Wayka
- Website type: Online newspaper
- Available in: Spanish
- Country of origin: Peru
- Website: wayka.pe
- Launched: May 15, 2014; 12 years ago

= Wayka =

Electronic journal in Peru

Wayka (Quechua: "work together for the common good") is a nonprofit online newspaper based in Peru that describes itself as an organization dedicated to promoting democracy, the protection of human rights and achieving the common good. The website believes that information accessibility is a human right not to be commoditized and that the media should remain independent from financial and political influence. The number of readers is between one and three million.

== History ==
The idea of Wayka began when in El Comercio Group acquired Empresa Periodistica Nacional SA (Epensa) in August 2013, resulting with the group owning 80% of the printed press in Peru. With El Comercio owning the majority of the printed media in Peru, media pluralism faced danger in the nation. Rael Mora and José Carlos Lama cofounded Wayka in 2013, believing that media pluarlism and the freedom of speech was essential for democracy.

=== Physical publication ===
In 2014, Rael Mora, Gonzalo Villamonte, Diana García, José Carlos Lama and Luciana Távara gathered to create an independent media organization that brought attention to overlooked communities – especially peasants, minorities and student groups – located within Peru. To raise funds for establishing Wayka, the group began an Indiegogo crowdfunding campaign in an effort to distribute free weekly newspapers at Lima Metro stations. The original slogan of Wayka was "The newspaper that is not sold", which originally served as a double entendre due to the publication being both free of charge and financial influence. All initial work performed by Wayka was done by volunteer work. Wayka began distributing print newspapers on 15 May 2014, though it ceased physical publications in September 2017, continuing its online work instead as the newspaper became more self-sustainable.
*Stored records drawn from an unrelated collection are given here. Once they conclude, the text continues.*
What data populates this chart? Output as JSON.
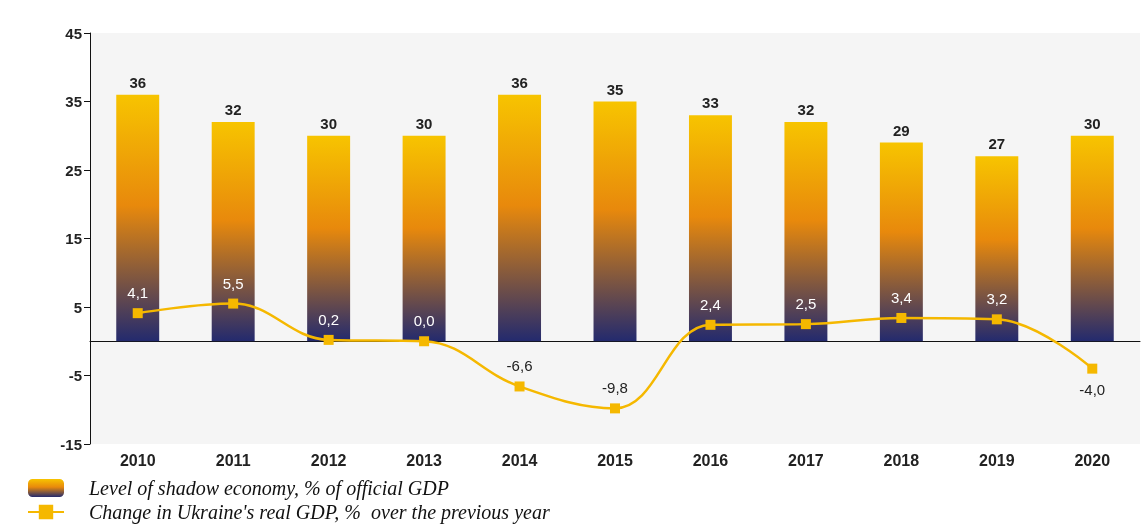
{
  "chart_data": {
    "type": "bar",
    "categories": [
      "2010",
      "2011",
      "2012",
      "2013",
      "2014",
      "2015",
      "2016",
      "2017",
      "2018",
      "2019",
      "2020"
    ],
    "series": [
      {
        "name": "Level of shadow economy, % of official GDP",
        "color": "#e8890c",
        "values": [
          36,
          32,
          30,
          30,
          36,
          35,
          33,
          32,
          29,
          27,
          30
        ],
        "data_labels": true
      },
      {
        "name": "Change in Ukraine's real GDP, %  over the previous year",
        "type": "line",
        "color": "#f5b800",
        "values": [
          4.1,
          5.5,
          0.2,
          0.0,
          -6.6,
          -9.8,
          2.4,
          2.5,
          3.4,
          3.2,
          -4.0
        ],
        "value_labels": [
          "4,1",
          "5,5",
          "0,2",
          "0,0",
          "-6,6",
          "-9,8",
          "2,4",
          "2,5",
          "3,4",
          "3,2",
          "-4,0"
        ],
        "marker": "square"
      }
    ],
    "ylim": [
      -15,
      45
    ],
    "yticks": [
      -15,
      -5,
      5,
      15,
      25,
      35,
      45
    ],
    "legend": "bottom left"
  }
}
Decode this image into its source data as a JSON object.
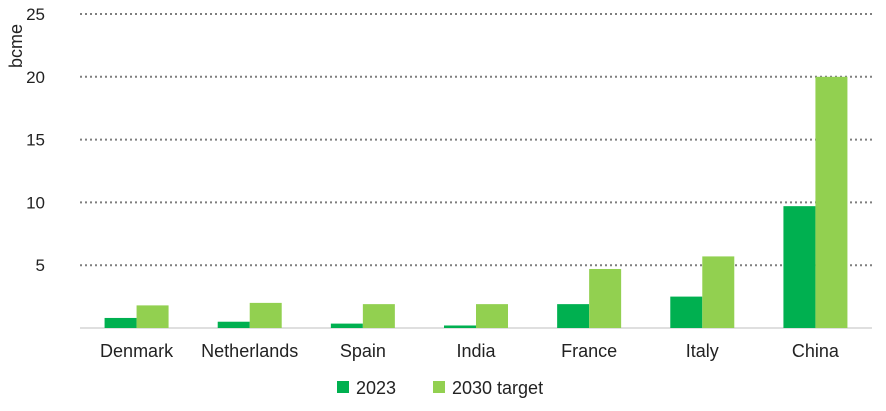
{
  "chart_data": {
    "type": "bar",
    "title": "",
    "xlabel": "",
    "ylabel": "bcme",
    "ylim": [
      0,
      25
    ],
    "yticks": [
      5,
      10,
      15,
      20,
      25
    ],
    "grid": true,
    "legend_position": "bottom",
    "categories": [
      "Denmark",
      "Netherlands",
      "Spain",
      "India",
      "France",
      "Italy",
      "China"
    ],
    "series": [
      {
        "name": "2023",
        "color": "#00b050",
        "values": [
          0.8,
          0.5,
          0.35,
          0.2,
          1.9,
          2.5,
          9.7
        ]
      },
      {
        "name": "2030 target",
        "color": "#92d050",
        "values": [
          1.8,
          2.0,
          1.9,
          1.9,
          4.7,
          5.7,
          20.0
        ]
      }
    ]
  }
}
=== Online publication ===
As the newspaper became online-focused in 2017, Wayka's motto changed to "More than journalism", with the group focusing on trends and headlines as it began to participate on the national scale. Using a CrowdTangle asset, Wayka would achieve one to three million readers for some publications. Audiovisual elements also evolved, with Wayka becoming more involved on Facebook, Instagram, TikTok, Twitter, WhatsApp and YouTube. Facebook has grown to be Wayka's main platform, with 1.2 million followers, with each published post receiving at least 100,000 interactions.

== Funding ==
According to Wayka, the newspaper is funded by human rights organizations and its readers, with 80% of Wayka's funds reportedly being from international organizations.

== Controversy ==
After publishing investigations surrounding allegations of child sexual abuse reportedly involving Peruvian politician Víctor Hugo Quijada Tacuri, journalist Graciela Tiburcio Loayza of Wayka and president of Amnesty International Peru faced death threats.

== Recognition ==
In 2019, the Coordinadora Nacional de Derechos Humanos awarded Wayka with the 2019 Journalism and Human Rights Award. Planned Parenthood awarded Wayka with honors in its 2020 Media Excellence Awards, with other outlets such as Vox Media and Wired being awarded beside the outlet.